Все напрасно! Ребенок не движется у нее на руках, не движется лодка на поверхности озера; но прекрасная душа Оттилии и здесь не оставляет ее без помощи. Она обращается к небу. Стоя в лодке, она опускается на колени и обеими руками подымает окоченевшего ребенка над своей невинной грудью, которая белизной и — увы! — холодностью напоминает мрамор. Подняв к небу влажный взор, она взывает о помощи, ожидая ее оттуда, где нежное сердце надеется найти вею безмерность блага, когда кругом иссякло все.

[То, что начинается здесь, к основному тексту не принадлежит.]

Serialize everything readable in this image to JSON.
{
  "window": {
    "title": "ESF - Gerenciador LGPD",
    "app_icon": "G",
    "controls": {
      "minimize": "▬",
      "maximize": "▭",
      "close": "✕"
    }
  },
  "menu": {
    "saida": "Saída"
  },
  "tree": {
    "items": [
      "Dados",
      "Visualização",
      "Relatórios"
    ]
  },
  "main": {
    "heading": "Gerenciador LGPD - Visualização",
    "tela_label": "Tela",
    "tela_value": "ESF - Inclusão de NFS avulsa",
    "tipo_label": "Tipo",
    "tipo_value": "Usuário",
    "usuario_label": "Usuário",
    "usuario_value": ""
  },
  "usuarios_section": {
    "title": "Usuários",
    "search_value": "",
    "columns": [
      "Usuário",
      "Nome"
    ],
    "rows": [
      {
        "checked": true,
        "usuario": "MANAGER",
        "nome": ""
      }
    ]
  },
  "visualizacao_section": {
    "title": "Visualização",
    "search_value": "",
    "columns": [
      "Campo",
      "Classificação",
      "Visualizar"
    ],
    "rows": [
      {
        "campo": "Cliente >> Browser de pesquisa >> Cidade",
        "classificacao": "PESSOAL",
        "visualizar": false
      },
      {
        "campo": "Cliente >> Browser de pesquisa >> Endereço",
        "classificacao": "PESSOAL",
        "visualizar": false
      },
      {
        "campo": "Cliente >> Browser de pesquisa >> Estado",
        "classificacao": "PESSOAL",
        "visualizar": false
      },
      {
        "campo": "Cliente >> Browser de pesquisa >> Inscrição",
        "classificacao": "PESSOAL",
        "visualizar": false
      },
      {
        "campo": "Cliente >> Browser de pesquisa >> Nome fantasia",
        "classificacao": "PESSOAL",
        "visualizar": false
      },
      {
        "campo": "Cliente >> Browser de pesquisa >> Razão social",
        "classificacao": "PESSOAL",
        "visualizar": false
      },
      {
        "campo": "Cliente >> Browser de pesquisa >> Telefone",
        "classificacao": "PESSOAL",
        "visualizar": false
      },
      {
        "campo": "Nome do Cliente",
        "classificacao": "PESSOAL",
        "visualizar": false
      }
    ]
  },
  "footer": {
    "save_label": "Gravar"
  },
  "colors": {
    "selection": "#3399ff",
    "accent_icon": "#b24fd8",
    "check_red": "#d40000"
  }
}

И не напрасно она обращается к звездам, которые поодиночке уже начинают мерцать. Подымается легкий ветерок и гонит лодку к платанам.

ГЛАВА ЧЕТЫРНАДЦАТАЯ

Она спешит к новому дому, зовет лекаря, передает ему ребенка. Тот, не теряя присутствия духа, испытывает привычные средства, применяя их одно за другим к этому нежному мертвому телу. Оттилия во всем помогает ему; она все приносит, подает, хлопочет, но словно блуждая в ином мире, ибо величайшее несчастье, как и величайшее счастье, изменяет облик всех предметов, и только когда после всех попыток этот славный человек качает головой и на ее вопросы, проникнутые надеждой, сперва молчит, а потом тихо произносит «нет», она покидает спальню Шарлотты, где все это происходило, и, едва достигнув гостиной, в полном изнеможении падает, не дойдя до дивана, лицом на ковер.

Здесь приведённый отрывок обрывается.